MWC 2016 was  something of a watershed for the connected car. While the connected car arrived a few years ago, this year we saw that it is raring to go mainstream. Ford and Nissan had their own stands at the show and Jaguar was showing off the new F-Pace, its ‘most connected car to date’.

This is not a new trend, but notable was the fact that more and more firms who are not directly part of the automotive industry also featured vehicles on their stands. AT&T and Vodafone both sported cars with on-board LTE hotspots, Visa had a demo car which could be used to make payments and Samsung launched ‘Connect Auto’, an LTE dongle which plugs into the ODBII port of your car and can also be used as a 4G hotspot.

As the number of connected vehicles on our streets rapidly increases, there also needs to be an increased focus on assessing reliability issues associated with maintaining network connectivity with moving vehicles. Network operators need to understand how consumer usage of networks is changing, and what the future of connected vehicles will mean for IoT and connected city applications.

Fast and furious at 70 mph

While we are working to better understand mobile network connectivity and how drops in voice and data coverage can be avoided, it is also vital to have a data driven understanding of how consumer behaviour is changing. How consumers expect to be able to use their devices in vehicles has changed dramatically in recent years.

Since the advent of the car phone in the 80s, telephones have been used in cars mainly to make voice calls. Texting is both distracting and generally illegal, as is checking social media. Stand-alone GPS devices operate on a different network and can piggy back on a GSM or GPRS network to get traffic information. However, in the last 5-10 years consumers have begun to use their phones more, even while driving. Music streaming services like Spotify encourage people to use a data connection while driving, something which can still be adequately handled over a 3G connection, however the increased use of sat nav applications like Google Maps on smart devices often need a data connection to load maps which can require a 4G connection in remote locations.

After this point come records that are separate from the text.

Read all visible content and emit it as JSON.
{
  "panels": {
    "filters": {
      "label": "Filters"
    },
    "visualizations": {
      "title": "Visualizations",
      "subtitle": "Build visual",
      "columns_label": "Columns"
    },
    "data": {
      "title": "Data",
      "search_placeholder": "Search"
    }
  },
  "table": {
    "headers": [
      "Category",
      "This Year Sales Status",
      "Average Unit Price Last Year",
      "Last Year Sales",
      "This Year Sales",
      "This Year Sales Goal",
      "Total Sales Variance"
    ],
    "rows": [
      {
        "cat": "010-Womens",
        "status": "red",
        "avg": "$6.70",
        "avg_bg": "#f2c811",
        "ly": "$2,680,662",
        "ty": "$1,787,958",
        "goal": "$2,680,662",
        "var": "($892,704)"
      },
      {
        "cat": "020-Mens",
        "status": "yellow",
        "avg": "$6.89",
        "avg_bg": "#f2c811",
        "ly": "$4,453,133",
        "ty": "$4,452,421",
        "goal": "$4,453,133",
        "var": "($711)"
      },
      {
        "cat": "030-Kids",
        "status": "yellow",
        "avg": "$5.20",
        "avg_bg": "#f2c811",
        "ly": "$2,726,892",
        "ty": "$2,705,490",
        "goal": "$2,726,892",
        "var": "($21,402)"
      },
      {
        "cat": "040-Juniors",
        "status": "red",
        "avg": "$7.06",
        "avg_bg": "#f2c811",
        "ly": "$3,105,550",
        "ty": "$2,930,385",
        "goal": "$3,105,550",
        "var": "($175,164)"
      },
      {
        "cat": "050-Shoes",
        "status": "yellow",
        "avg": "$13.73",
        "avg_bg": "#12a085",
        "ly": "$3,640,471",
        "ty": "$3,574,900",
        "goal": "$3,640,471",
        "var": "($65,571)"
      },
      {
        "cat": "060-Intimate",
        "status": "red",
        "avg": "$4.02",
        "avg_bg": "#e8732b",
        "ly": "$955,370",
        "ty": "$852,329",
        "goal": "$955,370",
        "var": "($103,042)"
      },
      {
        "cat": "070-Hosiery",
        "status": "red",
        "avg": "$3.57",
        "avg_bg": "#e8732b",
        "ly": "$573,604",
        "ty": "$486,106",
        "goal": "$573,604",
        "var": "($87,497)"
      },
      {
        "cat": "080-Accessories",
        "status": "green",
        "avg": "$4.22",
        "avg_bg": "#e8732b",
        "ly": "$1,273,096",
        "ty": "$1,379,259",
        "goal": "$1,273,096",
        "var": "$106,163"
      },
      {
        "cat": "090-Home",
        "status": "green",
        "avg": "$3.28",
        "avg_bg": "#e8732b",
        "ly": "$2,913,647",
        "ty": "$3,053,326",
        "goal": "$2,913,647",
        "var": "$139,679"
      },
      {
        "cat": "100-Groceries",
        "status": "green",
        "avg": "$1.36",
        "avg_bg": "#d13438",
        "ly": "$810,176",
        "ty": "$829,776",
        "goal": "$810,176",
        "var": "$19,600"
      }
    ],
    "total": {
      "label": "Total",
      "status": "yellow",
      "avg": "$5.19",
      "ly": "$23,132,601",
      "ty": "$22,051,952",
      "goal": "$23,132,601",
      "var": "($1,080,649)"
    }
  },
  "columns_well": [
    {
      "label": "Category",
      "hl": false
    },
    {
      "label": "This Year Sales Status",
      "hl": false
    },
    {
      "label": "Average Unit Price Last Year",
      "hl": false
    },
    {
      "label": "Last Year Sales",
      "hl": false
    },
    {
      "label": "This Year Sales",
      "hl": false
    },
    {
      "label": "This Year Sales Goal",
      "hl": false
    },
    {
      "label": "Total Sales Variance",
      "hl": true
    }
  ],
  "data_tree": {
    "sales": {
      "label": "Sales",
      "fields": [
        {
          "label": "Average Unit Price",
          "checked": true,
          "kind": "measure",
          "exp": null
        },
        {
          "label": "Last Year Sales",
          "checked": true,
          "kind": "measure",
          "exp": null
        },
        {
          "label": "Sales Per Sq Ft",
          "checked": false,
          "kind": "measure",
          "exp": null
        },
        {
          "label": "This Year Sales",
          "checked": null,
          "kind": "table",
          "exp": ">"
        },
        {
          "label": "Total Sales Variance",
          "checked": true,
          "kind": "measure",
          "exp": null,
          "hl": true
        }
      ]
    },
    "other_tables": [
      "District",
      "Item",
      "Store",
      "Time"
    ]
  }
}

The advent of in-car LTE hotspots further encourages the uptake of data-heavy applications by passengers and drivers alike. For many this will mean passing long car journeys by video streaming through services like Netflix or Amazon Prime and browsing the internet while on a tablet in the back of the car. Cars themselves now also offer the driver all sorts of rich media options including Siri and Google Now voice searches while driving. The new age of connected cars will require network operators to provide reliable high-speed data networks certainly along motorways but also any road where passengers have enough time to connect. However, given that LTE or 4G signal is still far from 100% ubiquitous in urban areas alone, it may be a while before UK consumers can expect to be able to access the full potential of data connections in their cars.

Who will translate for cars and traffic signals?

Looking to the future, another MWC trend pops up; the proliferation of IoT and the various network protocols. An obvious starting point for IoT would be connecting cars to the various pieces of road infrastructure and street furniture. If traffic lights could communicate with cars then urban congestion could be managed as a city wide single system and dealt with accordingly. The exchange of sensory, location and traffic data between transportation centres and cars is already beginning to happen with apps like Waze and Google maps. The question is what kind of wireless network will roadside infrastructure use? Some of the data transmitted such as GPS location does not require a full LTE connection, and could possibly be handled by one of the many upcoming IoT protocols – NB-IoT, LoRa or LTE-M. However as was demonstrated recently at MWC many cars will already have LTE connections, thus the government, transport authorities and network operators will have to decide what their IoT networks will look like and how it will integrate with the existing LTE/4G infrastructure.

As more cars come online we could see that network operators find LTE-M to be the best choice because existing LTE masts are able to support the protocol with a software update. Battery life considerations are less important as road infrastructure generally has a mains supply. If regulatory bodies decide to champion the connected car as one of the first major IoT applications then LTE-M could become one of the first major IoT network protocols.

The connected car is changing consumer demands on mobile networks and bringing a new range of issues to life. With the IoT world beginning to take shape, the connected car provides a bridge between the worlds of consumer and public service technologies, which could become a powerful catalyst for certain IoT protocols to become embedded in our cities. Consumer demands are forcing the car to evolve, and networks are now adapting existing and future plans to accommodate it.